Il n’apparaît cependant pas conforme à l’équité et à la situation économique des parties de faire droit à la demande formulée au titre des frais irrépétibles. Il convient donc de rejeter la demande de la société anonyme LA NANTAISE D’HABITATIONS fondée sur l’article 700 du code de procédure civile.

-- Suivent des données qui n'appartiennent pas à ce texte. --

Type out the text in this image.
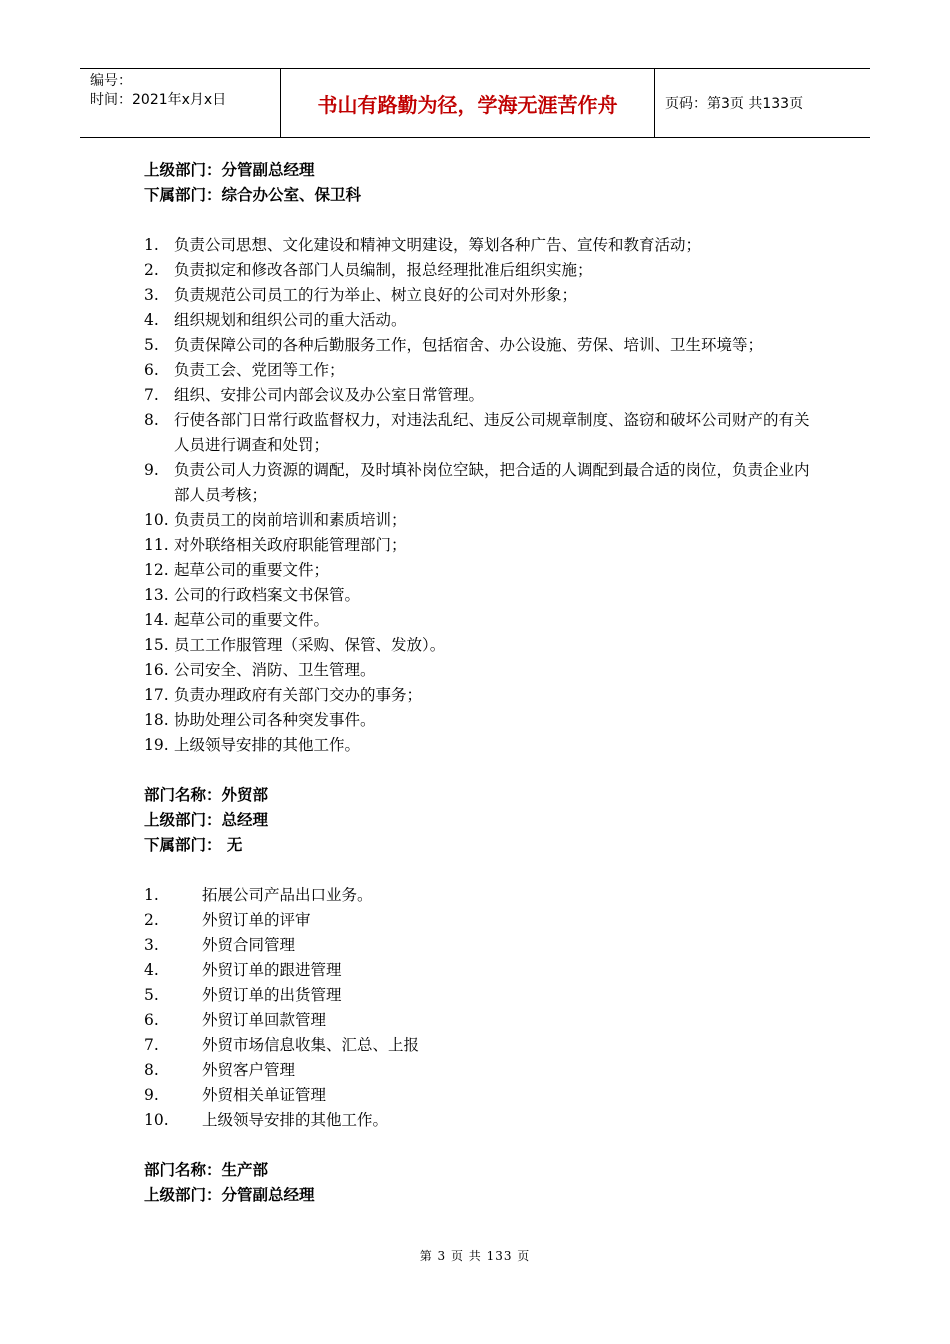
编号：
时间：2021年x月x日	书山有路勤为径，学海无涯苦作舟	页码：第3页 共133页
上级部门：分管副总经理
下属部门：综合办公室、保卫科
1. 负责公司思想、文化建设和精神文明建设，筹划各种广告、宣传和教育活动；
2. 负责拟定和修改各部门人员编制，报总经理批准后组织实施；
3. 负责规范公司员工的行为举止、树立良好的公司对外形象；
4. 组织规划和组织公司的重大活动。
5. 负责保障公司的各种后勤服务工作，包括宿舍、办公设施、劳保、培训、卫生环境等；
6. 负责工会、党团等工作；
7. 组织、安排公司内部会议及办公室日常管理。
8. 行使各部门日常行政监督权力，对违法乱纪、违反公司规章制度、盗窃和破坏公司财产的有关人员进行调查和处罚；
9. 负责公司人力资源的调配，及时填补岗位空缺，把合适的人调配到最合适的岗位，负责企业内部人员考核；
10. 负责员工的岗前培训和素质培训；
11. 对外联络相关政府职能管理部门；
12. 起草公司的重要文件；
13. 公司的行政档案文书保管。
14. 起草公司的重要文件。
15. 员工工作服管理（采购、保管、发放）。
16. 公司安全、消防、卫生管理。
17. 负责办理政府有关部门交办的事务；
18. 协助处理公司各种突发事件。
19. 上级领导安排的其他工作。
部门名称：外贸部
上级部门：总经理
下属部门： 无
1.	拓展公司产品出口业务。
2.	外贸订单的评审
3.	外贸合同管理
4.	外贸订单的跟进管理
5.	外贸订单的出货管理
6.	外贸订单回款管理
7.	外贸市场信息收集、汇总、上报
8.	外贸客户管理
9.	外贸相关单证管理
10.	上级领导安排的其他工作。
部门名称：生产部
上级部门：分管副总经理
第 3 页 共 133 页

La présente décision est assortie de l’exécution provisoire de droit, conformément à l’article 514 du code de procédure civile.
PAR CES MOTIFS
Le juge des contentieux de la protection, statuant après débats en audience publique, par jugement réputé contradictoire en premier ressort, rendu par mise à disposition au greffe,
DÉCLARE recevable la demande de la société anonyme LA NANTAISE D’HABITATIONS aux fins de constat de l’acquisition de la clause résolutoire ;
CONSTATE que les conditions d’acquisition de la clause résolutoire contenue dans le bail conclu le 18 décembre 2020 entre la société anonyme LA NANTAISE D’HABITATIONS d’une part, et Monsieur, [L], [Q] d’autre part, concernant les locaux situés 2 allée des Troènes (1er étage – logement 20 – porte B13) à SAINT ETIENNE DE MONTLUC (44360), sont réunies à la date du 2 octobre 2024 ;
ORDONNE, à défaut de départ volontaire des lieux, l’expulsion de Monsieur, [L], [Q] ainsi que de tout occupant de son chef, dans un délai de deux mois à compter de la signification d’un commandement d’avoir à libérer les lieux, avec l’assistance de la force publique et d’un serrurier si besoin est, conformément aux dispositions des articles L 412-1 et suivants, R. 411-1 et suivants, R. 412-1 et suivants du code des procédures civiles d’exécution et ce, tout le temps des opérations jusqu’à libération complète des lieux ;
DIT que le sort des biens mobiliers trouvés dans les lieux serait régi par les dispositions prévues par les articles L433-1 et R433-1 et suivants du code des procédures civiles d’exécution ;
CONDAMNE Monsieur, [L], [Q] à payer à la société anonyme LA NANTAISE D’HABITATIONS la somme de 7 745,94 euros, au titre des loyers, charges et indemnités d’occupation impayés, arrêtée au 9 février 2026, échéance de janvier incluse, et ce avec intérêts au taux légal à compter du prononcé de la présente décision. ;
DIT que le dépôt de garantie de 360,22 euros viendra en déduction des sommes dues ;
CONDAMNE Monsieur, [L], [Q] à verser à la société anonyme LA NANTAISE D’HABITATIONS une indemnité d’occupation égale au montant du dernier loyer augmentée des charges, soit la somme de 429,19 euros par mois, laquelle indemnité suivra les conditions de révision du prix du loyer dans le cadre de la législation sur les HLM et de la convention passé entre le bailleur et l’État, à compter de l’échéance de février 2026 et jusqu’à la libération définitive des lieux caractérisée soit par l’expulsion, soit par la restitution volontaire des clefs en mains propres au bailleur ;
CONDAMNE Monsieur, [L], [Q] aux dépens de l’instance comprenant les frais de signification du commandement de payer du 1er août 2024, d’assignation et de notification à la préfecture ;
REJETTE la demande de la société anonyme LA NANTAISE D’HABITATIONS au titre de l’article 700 du code de procédure civile ;
DÉBOUTE la société anonyme LA NANTAISE D’HABITATIONS de ses autres demandes et prétentions ;
RAPPELLE que la présente décision est assortie de l’exécution provisoire de droit ;
Ainsi fait, jugé et mis à disposition au greffe de la juridiction le 19 mars 2026.